Department of Electrical and Computer Engineering, Missouri University of Science and Technology, Rolla, MO 65409-0040, USA.
Comput Med Imaging Graph. 2011 Jul;35(5):365-72. doi: 10.1016/j.compmedimag.2010.11.008. Epub 2010 Dec 8.
The illustrations in biomedical publications often provide useful information in aiding clinicians' decisions when full text searching is performed to find evidence in support of a clinical decision. In this research, image analysis and classification techniques are explored to automatically extract information for differentiating specific modalities to characterize illustrations in biomedical publications, which may assist in the evidence finding process. Global, histogram-based, and texture image illustration features were compared to basis function luminance histogram correlation features for modality-based discrimination over a set of 742 manually annotated images by modality (radiological, photo, etc.) selected from the 2004-2005 issues of the British Journal of Oral and Maxillofacial Surgery. Using a mean shifting supervised clustering technique, automatic modality-based discrimination results as high as 95.57% were obtained using the basis function features. These results compared favorably to other feature categories examined. The experimental results show that image-based features, particularly correlation-based features, can provide useful modality discrimination information.

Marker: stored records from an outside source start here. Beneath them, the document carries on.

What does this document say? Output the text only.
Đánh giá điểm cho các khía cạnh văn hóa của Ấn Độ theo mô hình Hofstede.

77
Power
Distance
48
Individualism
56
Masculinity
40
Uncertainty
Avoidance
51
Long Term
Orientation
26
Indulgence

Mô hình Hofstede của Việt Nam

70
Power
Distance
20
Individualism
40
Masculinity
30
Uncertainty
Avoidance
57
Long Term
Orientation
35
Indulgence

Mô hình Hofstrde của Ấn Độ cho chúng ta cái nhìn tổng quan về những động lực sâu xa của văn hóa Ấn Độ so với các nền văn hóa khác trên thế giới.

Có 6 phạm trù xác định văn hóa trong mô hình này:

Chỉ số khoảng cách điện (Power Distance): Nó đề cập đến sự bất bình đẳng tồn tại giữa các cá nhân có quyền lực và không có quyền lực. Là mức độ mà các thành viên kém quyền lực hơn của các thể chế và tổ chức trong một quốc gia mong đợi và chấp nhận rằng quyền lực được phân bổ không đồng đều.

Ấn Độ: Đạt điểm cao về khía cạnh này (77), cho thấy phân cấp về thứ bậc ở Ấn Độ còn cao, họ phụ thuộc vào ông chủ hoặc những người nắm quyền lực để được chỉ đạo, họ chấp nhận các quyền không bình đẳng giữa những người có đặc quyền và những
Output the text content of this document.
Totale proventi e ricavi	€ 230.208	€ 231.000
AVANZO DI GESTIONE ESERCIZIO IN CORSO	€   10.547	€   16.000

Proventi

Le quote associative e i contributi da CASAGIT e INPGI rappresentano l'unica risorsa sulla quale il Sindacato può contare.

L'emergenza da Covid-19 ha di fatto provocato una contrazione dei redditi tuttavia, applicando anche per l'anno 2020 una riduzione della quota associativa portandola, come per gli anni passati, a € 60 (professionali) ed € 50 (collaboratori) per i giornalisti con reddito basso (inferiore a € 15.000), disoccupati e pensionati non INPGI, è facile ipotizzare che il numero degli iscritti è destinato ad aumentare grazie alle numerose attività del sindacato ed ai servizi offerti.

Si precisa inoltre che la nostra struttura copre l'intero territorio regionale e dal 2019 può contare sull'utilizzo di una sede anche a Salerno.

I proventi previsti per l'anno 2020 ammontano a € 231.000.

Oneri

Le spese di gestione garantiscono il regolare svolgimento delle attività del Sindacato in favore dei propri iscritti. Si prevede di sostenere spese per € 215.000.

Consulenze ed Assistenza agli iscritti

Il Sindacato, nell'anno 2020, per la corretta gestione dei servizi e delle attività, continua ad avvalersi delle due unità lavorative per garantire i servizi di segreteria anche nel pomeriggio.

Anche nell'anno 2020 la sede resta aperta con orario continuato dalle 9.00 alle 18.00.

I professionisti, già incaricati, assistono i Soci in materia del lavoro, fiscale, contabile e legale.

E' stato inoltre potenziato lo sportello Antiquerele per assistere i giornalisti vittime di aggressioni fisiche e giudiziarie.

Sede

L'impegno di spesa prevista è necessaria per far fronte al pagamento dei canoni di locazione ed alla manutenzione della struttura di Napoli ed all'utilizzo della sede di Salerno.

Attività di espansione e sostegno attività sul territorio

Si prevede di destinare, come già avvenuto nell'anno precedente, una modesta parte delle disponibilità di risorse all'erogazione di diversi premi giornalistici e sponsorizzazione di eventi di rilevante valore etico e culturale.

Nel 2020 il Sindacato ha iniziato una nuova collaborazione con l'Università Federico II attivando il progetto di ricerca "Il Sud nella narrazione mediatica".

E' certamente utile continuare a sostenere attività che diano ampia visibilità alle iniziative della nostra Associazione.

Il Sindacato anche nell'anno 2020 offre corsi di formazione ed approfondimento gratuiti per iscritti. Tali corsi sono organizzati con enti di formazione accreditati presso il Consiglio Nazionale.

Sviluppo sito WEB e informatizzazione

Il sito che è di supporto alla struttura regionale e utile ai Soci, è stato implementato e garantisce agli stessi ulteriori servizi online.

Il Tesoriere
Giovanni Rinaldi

生物医学出版物中的插图通常在进行全文搜索以寻找支持临床决策的证据时提供有用的信息。在这项研究中,探索了图像分析和分类技术,以自动提取信息,区分特定模式,对生物医学出版物中的插图进行特征描述,这可能有助于证据发现过程。通过对从 2004-2005 年《英国口腔颌面外科杂志》中选择的 742 张手动注释图像按模式(放射学、照片等)进行分类,比较了基于全局、直方图和纹理的图像插图特征与基于基函数亮度直方图相关的特征,用于基于模式的区分。使用均值漂移监督聚类技术,使用基函数特征可获得高达 95.57%的自动基于模式的区分结果。这些结果与其他检查的特征类别相比表现良好。实验结果表明,基于图像的特征,特别是基于相关的特征,可以提供有用的模式区分信息。